Wirtschaftsfragen sind für die faktisch bankrotte, von ausländischen Krediten abhängige Ukraine, neben Waffenlieferungen das wichtigste Thema. Sviridenko handelte in den vergangenen Monaten ein umstrittenes Mineral- und Investitionsabkommen mit den USA aus, das US-Präsident Donald Trump zur Bedingung für weitere Hilfe an Kiew gemacht hatte.

Laut dem oppositionellen Parlamentarier Jaroslav Schelesnik, der die Regierungsumbildung bereits Mitte Juni treffend vorausgesagt hatte, wird Noch-Premier Schmyhal möglicherweise neuer Verteidigungsminister. Der bisherige, oft kritisierte Amtsinhalber Rustam Umerow wird Schelesniak und anderen ukrainischen Medien zufolge neuer ukrainischer Botschafter in den USA. Umerow schaffte es offenbar nicht, das immer noch weitgehend undurchsichtige Verteidigungsministerium zu reformieren und hielt sich öffentlich stark zurück.

Auch der Chef des Militätgeheimdienstes stand zur Disposition

Eine andere Personalie ging indes bisher nicht nach dem Willen Jermaks aus: Berüchtigt ist seine Fehde mit General Kyrylo Budanow, dem auch öffentlich oft mit Interviews hervortretenden Chef des einflussreichen und für spektakuläre Aktionen gegen die Russen verantwortlichen Militärgeheimdienstes HUR. Dem englischen Economist zufolge soll die US-Regierung Kiew gewarnt haben, Budanow nicht zu entlassen.

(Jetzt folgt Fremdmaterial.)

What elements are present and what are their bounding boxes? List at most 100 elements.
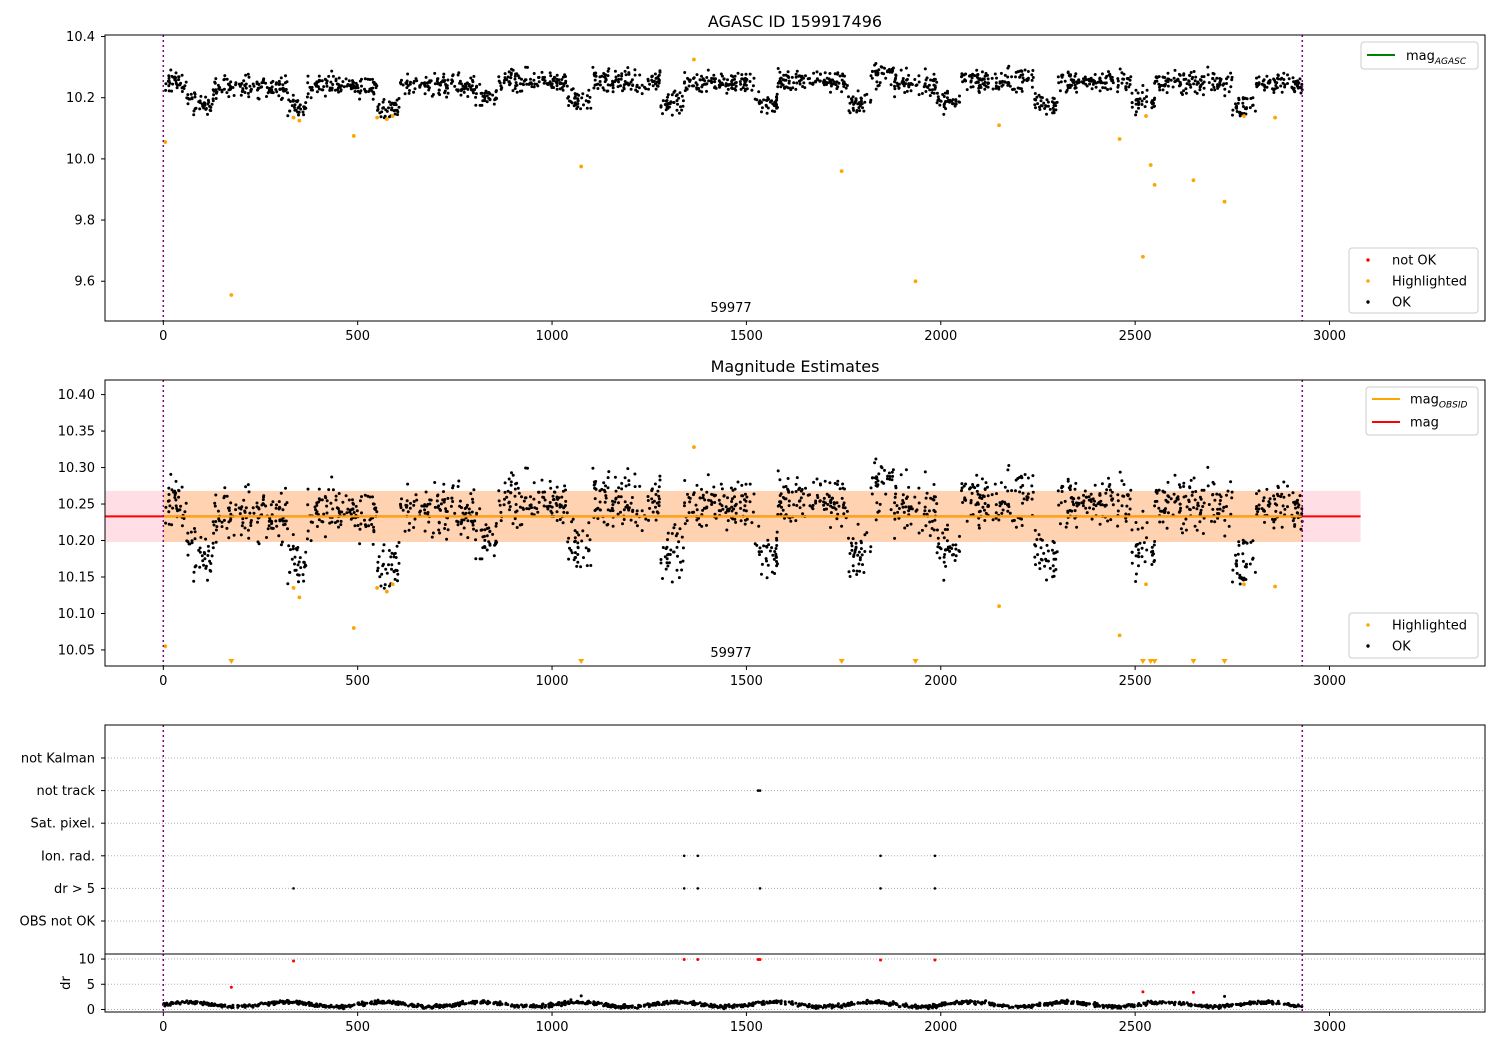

Neben spektakulären Erfolgen trat Budanow auch mit spektakulären Misserfolgen hervor: etwa mit seiner Ankündigung von 2023, die Ukraine werde schon bald die von Russland besetzte Krim zurückerobern. Seine Anhänger allerdings preisen Budanov als einen der wenigen, der es in der zunehmend durch Ja-Sager bestimmten Präsidialverwaltung noch wagt, Präsident Selenskij Dinge zu sagen, die dieser nicht hören will, so das englische Magazin.

Laut Berichten des öffentlich-rechtlichen Fernsehens und anderer Quellen könnte eine neue Regierung bereits in der kommenden Woche stehen. Der Einfluss von Andrij Jermak, der diplomatischen Quellen zufolge bei ausländischen Gesprächspartnern wegen seiner belehrenden Art zunehmend unbeliebt sein soll, wäre damit in der Ukraine auf dem Höhepunkt.